Department of Psychological and Brain Sciences, Johns Hopkins University, Baltimore, MD 21218, USA; Johns Hopkins Kavli Neuroscience Discovery Institute, Johns Hopkins University, Baltimore, MD 21218, USA; The Solomon Snyder Department of Neuroscience, Johns Hopkins University School of Medicine, Baltimore, MD 21205, USA.

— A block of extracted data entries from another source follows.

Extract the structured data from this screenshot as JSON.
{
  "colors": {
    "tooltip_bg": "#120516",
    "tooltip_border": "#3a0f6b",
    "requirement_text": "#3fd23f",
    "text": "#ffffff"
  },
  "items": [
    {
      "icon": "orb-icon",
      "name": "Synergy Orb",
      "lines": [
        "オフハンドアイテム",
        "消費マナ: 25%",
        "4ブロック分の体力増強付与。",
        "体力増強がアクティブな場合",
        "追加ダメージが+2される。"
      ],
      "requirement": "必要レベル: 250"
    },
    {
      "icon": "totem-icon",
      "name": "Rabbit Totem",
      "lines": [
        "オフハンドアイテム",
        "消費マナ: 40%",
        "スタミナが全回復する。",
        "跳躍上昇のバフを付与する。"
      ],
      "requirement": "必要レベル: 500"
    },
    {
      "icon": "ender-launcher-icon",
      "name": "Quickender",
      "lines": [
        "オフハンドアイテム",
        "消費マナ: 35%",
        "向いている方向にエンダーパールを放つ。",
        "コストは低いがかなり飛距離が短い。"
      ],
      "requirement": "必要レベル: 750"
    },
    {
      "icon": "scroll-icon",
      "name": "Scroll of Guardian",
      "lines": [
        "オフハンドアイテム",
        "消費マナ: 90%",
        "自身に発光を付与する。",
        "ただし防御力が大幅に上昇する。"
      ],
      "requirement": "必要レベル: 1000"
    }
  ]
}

Department of Psychological and Brain Sciences, Johns Hopkins University, Baltimore, MD 21218, USA; Johns Hopkins Kavli Neuroscience Discovery Institute, Johns Hopkins University, Baltimore, MD 21218, USA; The Solomon Snyder Department of Neuroscience, Johns Hopkins University School of Medicine, Baltimore, MD 21205, USA; Department of Biomedical Engineering, Johns Hopkins University, Baltimore, MD 21218, USA.
Curr Biol. 2024 May 20;34(10):2107-2117.e5. doi: 10.1016/j.cub.2024.04.017. Epub 2024 Apr 26.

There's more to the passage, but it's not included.